До свиданья, сударь! Ах, благодарю вас, сударь! Если бы все были такие щедрые, как вы, на свете не было бы бедняков. Хотя моя сестра говорит: „Бедняки все-таки нужны. Вот теперь я разбогатела, и мне есть кого, извините за выражение, „обкакать“. Спокойной ночи, сударь!“

Засыпая, мы, быть может, каждый вечер обрекаем себя на страдания, но мы склонны думать, что не страдали, что страданий не было, так как страдали мы во сне, а сон – это для нас область бессознательного.

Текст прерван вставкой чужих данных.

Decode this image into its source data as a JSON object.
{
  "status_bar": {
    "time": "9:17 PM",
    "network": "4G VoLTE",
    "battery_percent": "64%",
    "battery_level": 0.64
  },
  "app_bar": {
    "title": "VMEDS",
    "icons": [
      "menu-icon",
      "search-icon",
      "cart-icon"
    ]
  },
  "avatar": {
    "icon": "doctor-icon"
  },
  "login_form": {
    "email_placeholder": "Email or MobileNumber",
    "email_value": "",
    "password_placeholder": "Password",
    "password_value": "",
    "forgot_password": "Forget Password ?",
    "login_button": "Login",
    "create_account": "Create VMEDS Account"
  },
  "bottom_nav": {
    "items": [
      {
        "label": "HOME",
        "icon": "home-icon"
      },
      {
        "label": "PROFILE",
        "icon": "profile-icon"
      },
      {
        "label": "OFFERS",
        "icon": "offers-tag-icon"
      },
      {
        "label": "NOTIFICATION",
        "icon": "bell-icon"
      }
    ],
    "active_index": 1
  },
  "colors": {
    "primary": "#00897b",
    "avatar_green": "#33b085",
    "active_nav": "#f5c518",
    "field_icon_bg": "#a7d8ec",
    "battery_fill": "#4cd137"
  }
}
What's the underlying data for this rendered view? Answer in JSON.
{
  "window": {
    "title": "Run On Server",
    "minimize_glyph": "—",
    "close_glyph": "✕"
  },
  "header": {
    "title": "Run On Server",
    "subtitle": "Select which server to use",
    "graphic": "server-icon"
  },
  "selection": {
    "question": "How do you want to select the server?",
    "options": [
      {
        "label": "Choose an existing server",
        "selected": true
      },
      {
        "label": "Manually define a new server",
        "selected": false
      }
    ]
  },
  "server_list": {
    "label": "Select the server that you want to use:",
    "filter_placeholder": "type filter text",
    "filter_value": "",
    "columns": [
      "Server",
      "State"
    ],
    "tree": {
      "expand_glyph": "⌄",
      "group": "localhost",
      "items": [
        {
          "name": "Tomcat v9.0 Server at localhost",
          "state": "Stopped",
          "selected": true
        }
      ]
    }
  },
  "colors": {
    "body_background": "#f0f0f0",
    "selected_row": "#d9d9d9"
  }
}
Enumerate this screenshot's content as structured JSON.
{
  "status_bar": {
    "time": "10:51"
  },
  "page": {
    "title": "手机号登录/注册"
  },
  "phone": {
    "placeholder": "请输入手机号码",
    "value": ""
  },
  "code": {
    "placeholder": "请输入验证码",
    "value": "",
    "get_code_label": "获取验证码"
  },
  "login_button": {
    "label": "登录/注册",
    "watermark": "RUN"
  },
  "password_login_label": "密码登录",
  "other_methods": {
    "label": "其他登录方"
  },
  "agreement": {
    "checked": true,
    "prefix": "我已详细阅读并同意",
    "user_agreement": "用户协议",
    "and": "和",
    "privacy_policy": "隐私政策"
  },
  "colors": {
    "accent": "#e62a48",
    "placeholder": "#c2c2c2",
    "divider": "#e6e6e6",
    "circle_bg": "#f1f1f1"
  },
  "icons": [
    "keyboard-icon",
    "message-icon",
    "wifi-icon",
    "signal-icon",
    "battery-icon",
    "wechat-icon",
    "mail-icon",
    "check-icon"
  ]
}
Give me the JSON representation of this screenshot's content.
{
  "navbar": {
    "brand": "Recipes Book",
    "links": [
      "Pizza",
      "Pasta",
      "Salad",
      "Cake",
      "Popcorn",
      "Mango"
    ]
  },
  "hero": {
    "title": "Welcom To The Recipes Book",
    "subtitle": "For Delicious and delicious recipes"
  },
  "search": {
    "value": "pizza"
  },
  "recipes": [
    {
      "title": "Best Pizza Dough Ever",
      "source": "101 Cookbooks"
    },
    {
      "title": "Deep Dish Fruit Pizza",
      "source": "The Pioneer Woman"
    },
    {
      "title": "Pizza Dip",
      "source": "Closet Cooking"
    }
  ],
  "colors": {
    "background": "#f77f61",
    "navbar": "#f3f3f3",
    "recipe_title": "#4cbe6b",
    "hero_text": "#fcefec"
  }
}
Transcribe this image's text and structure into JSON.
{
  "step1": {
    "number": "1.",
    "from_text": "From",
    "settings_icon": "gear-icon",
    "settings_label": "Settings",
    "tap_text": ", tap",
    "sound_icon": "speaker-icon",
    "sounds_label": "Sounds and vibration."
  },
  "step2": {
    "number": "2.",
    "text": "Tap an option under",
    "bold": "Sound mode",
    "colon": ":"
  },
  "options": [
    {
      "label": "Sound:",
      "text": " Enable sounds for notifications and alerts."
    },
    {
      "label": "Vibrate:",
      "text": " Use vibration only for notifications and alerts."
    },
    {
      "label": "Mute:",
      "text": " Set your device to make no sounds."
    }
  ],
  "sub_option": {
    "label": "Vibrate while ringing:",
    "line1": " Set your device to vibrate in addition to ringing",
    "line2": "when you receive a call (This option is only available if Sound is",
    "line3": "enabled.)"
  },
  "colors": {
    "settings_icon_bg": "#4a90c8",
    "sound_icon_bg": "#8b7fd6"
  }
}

В те вечера, когда я поздно возвращался из Ла-Распельер, сон смаривал меня мгновенно. Но как только похолодало, я засыпал не сразу: огонь в камине пылал так ярко, словно у меня в номере горела лампа. Это была всего только вспышка, и, как свет лампы, как дневной свет при наступлении вечера, жаркое пламя в камине скоро гасло; и я входил в сон, как мы вошли бы в наш второй дом, куда мы, уйдя из того дома, где проводим весь день, отправляемся спать. Там свои особые звонки, там нас иногда будит резкий звук колокольчика, и мы явственно его различаем, хотя никто не звонил. Там свои слуги, там нас навещают люди, которые приходят и уходят так, что когда мы уже собираемся встать, то убеждаемся, при нашем почти мгновенном перелете в другое наше помещение, дневное, что в комнате пусто, что никто не приходил. Племя, там обитающее, подобно первым людям, двуполое. Мужчина мгновенье спустя предстает там в облике женщины. Предметы наделены там способностью превращаться в людей, люди – в друзей и врагов. Время, в течение которого спящий видит сны, резко отличается от времени, в течение которого проходит жизнь бодрствующего. Порой оно течет гораздо быстрее: день пролетает, как четверть часа, иногда гораздо медленнее: кажется, только слегка вздремнул, а на самом-то деле проспал целый день. На колеснице сна спускаешься в такие глубины, в которые бессильна проникнуть память и подойдя к которым сознание вынуждено вернуться обратно.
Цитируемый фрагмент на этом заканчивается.